Logophile Tuesday – Verbal Irony
Perhaps my favorite form of wordplay is clever verbal irony. That is, simple phrases that are internally contradictory in delightfully evocative ways.
Douglas Adams introduced me to the joy of this in the Hitchiker’s Guide to the Galaxy
Regarding Alcohol:
“the best drink in existence is the Pan Galactic Gargle Blaster, the effect of which is like having your brains smashed out with a slice of lemon wrapped round a large gold brick.”
Regarding Hyperspace:
FORD PREFECT:
You better be prepared for the jump into hyperspace; it’s unpleasantly like being drunk.ARTHUR DENT:
Well, what’s so unpleasant about being drunk?FORD PREFECT:
You ask a glass of water!
This is a pattern continued in his fabulous tour of the natural world Last Chance to See:
Sadly, however, it seems that not only has the kakapo forgotten how to fly, but it has forgotten that it has forgotten how to fly. Apparently a seriously worried kakapo will sometimes run up a tree and jump out of it, whereupon it flies like a brick and lands in a graceless heap on the ground.
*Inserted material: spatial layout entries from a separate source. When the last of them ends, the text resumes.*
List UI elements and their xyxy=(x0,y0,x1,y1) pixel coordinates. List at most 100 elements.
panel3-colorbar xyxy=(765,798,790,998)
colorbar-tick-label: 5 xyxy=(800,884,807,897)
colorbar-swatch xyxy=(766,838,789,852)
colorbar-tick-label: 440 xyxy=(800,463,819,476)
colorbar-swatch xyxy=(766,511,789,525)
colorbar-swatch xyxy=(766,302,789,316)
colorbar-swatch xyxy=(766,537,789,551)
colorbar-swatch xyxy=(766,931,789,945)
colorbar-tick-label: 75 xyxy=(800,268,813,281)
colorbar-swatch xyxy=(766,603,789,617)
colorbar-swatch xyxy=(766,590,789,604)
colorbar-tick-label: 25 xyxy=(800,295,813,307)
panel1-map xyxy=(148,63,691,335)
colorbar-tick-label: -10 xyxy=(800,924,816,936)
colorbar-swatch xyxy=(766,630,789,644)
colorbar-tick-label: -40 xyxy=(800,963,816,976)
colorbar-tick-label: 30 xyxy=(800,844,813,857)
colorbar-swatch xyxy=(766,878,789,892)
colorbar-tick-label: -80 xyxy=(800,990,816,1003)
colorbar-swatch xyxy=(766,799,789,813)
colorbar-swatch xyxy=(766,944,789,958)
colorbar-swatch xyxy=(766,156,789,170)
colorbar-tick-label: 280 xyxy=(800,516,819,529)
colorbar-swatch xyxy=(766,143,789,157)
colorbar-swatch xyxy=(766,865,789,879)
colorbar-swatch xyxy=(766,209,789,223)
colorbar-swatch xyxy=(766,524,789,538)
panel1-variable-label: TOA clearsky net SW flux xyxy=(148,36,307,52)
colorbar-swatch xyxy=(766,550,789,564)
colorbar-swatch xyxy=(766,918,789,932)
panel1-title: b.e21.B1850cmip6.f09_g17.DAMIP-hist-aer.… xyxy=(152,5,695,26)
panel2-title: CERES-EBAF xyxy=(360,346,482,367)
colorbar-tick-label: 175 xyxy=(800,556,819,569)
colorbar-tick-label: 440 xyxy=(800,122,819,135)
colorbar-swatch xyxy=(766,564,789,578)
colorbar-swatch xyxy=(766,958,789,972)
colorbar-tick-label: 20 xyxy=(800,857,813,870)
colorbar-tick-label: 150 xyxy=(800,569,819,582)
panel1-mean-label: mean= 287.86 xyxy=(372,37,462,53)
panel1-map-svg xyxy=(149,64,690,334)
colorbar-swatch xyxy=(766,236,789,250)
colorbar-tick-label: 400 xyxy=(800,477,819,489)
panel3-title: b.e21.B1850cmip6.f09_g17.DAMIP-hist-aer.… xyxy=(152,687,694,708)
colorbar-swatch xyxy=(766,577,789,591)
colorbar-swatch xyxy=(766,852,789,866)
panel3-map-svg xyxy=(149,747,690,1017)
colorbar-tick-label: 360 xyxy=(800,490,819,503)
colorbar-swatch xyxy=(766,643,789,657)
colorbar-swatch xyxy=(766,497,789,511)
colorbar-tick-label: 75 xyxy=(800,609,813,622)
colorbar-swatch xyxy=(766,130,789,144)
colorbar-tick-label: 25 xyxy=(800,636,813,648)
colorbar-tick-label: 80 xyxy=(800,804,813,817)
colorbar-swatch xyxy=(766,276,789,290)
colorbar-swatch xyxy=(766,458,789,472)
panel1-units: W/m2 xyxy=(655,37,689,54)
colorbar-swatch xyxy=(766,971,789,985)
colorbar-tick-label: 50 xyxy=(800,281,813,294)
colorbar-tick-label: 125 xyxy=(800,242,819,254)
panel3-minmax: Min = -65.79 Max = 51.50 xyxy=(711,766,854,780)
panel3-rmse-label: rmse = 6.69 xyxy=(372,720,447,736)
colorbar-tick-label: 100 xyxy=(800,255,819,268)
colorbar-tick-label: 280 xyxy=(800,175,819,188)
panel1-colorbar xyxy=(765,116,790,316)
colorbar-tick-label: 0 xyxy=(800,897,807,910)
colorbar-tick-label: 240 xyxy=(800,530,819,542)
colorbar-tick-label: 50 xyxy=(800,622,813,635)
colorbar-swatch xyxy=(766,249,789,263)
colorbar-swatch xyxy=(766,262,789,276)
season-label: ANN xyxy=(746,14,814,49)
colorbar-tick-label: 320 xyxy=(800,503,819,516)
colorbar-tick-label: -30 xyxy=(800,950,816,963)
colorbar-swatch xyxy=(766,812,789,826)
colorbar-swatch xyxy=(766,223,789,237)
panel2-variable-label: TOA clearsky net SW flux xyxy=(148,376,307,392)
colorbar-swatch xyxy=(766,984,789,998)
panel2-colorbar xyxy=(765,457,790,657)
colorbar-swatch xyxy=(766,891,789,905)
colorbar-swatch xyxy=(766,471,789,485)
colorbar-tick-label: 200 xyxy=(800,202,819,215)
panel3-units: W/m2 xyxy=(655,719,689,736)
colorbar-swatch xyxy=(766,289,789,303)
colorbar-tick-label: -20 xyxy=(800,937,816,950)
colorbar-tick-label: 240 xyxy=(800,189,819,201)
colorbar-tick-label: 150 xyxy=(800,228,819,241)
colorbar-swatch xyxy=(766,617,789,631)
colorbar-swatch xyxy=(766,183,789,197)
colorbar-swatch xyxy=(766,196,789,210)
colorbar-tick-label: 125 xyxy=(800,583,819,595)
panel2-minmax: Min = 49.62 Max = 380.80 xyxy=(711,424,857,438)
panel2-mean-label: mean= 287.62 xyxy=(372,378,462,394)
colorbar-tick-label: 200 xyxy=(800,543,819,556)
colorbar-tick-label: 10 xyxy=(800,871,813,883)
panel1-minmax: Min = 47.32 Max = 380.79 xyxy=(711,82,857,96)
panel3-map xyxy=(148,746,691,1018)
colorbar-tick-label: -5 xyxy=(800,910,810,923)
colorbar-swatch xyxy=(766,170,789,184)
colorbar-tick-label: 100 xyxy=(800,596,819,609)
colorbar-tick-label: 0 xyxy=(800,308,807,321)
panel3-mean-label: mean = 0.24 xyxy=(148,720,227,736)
Does anyone else have any favorite ironic turns of phrase? I predict a comment section full of Wilde.
It is said that your life flashes before your eyes just before you die. That is true, it’s called Life. – Terry Pratchett
Biers was where the undead drank. And when Igor the barman was asked for a Bloody Mary, he didn’t mix a metaphor. — Terry Pratchett
“Verbing weirds language.” -Calvin and Hobbes
“I’ve got a mind like a steel sieve.”
And of course there’s the ever-popular “snatching defeat from the jaws of victory”.
The entirety of the novel Catch 22 by Joseph Heller.